Nuclear factor-kappa B expression in alveolar macrophages of mechanically ventilated neonates with respiratory distress syndrome.

BACKGROUND: Inflammatory reaction and injury in mature lungs are associated with activation of nuclear factor-kappaB (NF-kappaB) to trigger proinflammatory cytokine release. In preterm infants with immature lungs, this mechanism is not yet fully understood, therefore we investigated this mechanism in mechanically ventilated neonates with respiratory distress syndrome (RDS). METHODS: Serial samples of the airway aspirates (AA) were obtained during mechanical ventilation from 21 preterm infants with RDS, of which 12 were survivors (birth weight 1.48 +/- 0.32 kg and gestational age 31 +/- 1.5 weeks) and 9 nonsurvivors (1.34 +/- 0.31 kg and 30 +/- 2 weeks). Seven neonates matched for age and birth weight without respiratory disorders served as controls. Alveolar macrophages (AM) of AA were isolated by differential adherence, some were cultured with lipopolysaccharide (LPS) for 1 h. Then, nuclear extracts of AM were analyzed by electrophoretic mobility shift assay for NF-kappaB expression. The NF-kappaB inhibitor (IkappaB-alpha protein) in cytoplasmic extracts was detected by Western blot, and concentrations of IL-1beta and IL-8 in AA by enzyme-linked immunosorbent assay (ELISA).
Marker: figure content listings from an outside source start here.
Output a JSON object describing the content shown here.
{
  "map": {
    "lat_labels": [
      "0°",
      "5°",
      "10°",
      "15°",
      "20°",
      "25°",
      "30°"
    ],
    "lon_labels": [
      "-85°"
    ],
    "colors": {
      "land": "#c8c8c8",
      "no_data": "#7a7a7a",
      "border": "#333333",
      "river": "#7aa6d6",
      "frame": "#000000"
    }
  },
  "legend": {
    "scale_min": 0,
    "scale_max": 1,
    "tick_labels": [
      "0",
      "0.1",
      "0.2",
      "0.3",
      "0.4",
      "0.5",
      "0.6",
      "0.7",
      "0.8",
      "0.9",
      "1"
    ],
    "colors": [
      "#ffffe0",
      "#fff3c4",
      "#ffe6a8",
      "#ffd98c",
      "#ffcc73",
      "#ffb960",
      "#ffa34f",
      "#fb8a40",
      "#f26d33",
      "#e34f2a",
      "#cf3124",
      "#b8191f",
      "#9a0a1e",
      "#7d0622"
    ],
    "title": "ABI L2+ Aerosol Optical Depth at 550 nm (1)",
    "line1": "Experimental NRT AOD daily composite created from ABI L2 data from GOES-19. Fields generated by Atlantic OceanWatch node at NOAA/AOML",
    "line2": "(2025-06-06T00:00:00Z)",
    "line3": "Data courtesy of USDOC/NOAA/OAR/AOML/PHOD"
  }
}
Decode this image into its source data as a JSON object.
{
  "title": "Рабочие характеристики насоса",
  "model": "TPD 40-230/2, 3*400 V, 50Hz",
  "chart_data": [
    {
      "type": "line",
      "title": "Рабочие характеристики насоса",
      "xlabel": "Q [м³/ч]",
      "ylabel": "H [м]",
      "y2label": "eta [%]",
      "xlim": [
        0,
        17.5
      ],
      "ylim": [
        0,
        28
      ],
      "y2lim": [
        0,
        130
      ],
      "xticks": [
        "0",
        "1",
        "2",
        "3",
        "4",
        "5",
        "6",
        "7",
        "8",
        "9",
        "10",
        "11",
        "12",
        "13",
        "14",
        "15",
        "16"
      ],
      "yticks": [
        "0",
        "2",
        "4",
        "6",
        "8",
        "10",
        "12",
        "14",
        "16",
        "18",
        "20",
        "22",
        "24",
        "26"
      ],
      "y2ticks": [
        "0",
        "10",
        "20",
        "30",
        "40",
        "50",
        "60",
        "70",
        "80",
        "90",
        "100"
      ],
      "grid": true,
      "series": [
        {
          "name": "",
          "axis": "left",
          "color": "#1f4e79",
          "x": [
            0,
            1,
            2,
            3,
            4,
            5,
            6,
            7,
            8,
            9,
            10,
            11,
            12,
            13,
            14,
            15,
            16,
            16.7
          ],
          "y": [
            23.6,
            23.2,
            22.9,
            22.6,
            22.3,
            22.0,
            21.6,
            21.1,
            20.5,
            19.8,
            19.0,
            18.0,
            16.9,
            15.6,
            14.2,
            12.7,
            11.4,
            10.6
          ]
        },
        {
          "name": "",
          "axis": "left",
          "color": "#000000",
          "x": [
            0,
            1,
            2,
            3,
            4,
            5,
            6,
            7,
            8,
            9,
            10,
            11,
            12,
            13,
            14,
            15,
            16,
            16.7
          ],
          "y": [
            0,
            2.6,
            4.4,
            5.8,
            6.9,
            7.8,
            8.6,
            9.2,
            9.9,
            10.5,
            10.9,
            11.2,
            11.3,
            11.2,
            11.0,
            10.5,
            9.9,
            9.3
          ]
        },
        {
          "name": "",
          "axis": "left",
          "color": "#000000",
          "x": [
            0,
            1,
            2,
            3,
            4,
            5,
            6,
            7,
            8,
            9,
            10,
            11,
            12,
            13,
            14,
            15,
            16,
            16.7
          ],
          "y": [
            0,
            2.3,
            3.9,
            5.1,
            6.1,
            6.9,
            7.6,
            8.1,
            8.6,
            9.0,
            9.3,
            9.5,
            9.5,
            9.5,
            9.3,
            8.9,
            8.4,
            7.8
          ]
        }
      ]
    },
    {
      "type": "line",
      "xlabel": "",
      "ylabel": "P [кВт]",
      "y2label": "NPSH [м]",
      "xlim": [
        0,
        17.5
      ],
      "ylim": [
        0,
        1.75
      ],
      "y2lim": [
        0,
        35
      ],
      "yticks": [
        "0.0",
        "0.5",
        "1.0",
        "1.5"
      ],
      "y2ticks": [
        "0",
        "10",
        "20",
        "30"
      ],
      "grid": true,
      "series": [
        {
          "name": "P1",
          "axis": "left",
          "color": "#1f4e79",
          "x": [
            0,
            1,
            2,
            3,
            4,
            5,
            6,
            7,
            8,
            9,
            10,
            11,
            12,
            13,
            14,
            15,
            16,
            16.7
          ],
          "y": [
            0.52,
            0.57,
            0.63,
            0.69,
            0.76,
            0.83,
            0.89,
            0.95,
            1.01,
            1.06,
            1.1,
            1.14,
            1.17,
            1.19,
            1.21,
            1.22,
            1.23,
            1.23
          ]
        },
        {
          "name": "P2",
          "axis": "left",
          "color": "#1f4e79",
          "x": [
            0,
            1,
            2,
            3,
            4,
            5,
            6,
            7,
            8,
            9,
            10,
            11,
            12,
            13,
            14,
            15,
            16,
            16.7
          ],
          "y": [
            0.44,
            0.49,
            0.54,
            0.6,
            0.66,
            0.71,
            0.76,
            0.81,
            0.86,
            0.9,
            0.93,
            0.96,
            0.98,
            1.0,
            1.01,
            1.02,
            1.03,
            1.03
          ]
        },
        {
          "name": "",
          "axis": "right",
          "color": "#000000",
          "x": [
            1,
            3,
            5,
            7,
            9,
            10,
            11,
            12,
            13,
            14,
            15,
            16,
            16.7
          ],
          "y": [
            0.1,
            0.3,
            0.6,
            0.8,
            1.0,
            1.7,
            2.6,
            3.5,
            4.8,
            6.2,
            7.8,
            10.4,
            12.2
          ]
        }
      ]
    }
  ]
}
RESULTS: On day 2 NF-kappaB expression in AM was significantly increased in the survivors and nonsurvivors at 33.3 +/- 9 and 54.8 +/- 10.2 relative density units (RDU) compared to control infants (11.1 +/- 6.7; p < 0.01). Expression of IkappaB-alpha was significantly higher in controls than that in the survivors and nonsurvivors on days 2 and 4. Moreover, in the nonsurvivors of RDS, expression of NF-kappaB was decreased following LPS stimulation in vitro on day 4. IL-1beta and IL-8 levels in the AA supernatant were higher in the survivors than in controls on days 2 and 4, but lower than those of the nonsurvivors on day 2. There were close correlations between the expression of NF-kappaB and levels of IL-1beta (r = 0.78, p < 0.01), and IL-8 (r = 0.81, p < 0.01) in AA. CONCLUSION: There were alterations in NF-kappaB activity in the AM of mechanically ventilated preterm neonates with RDS, mediated by decreased synthesis and increased degradation of IkappaB.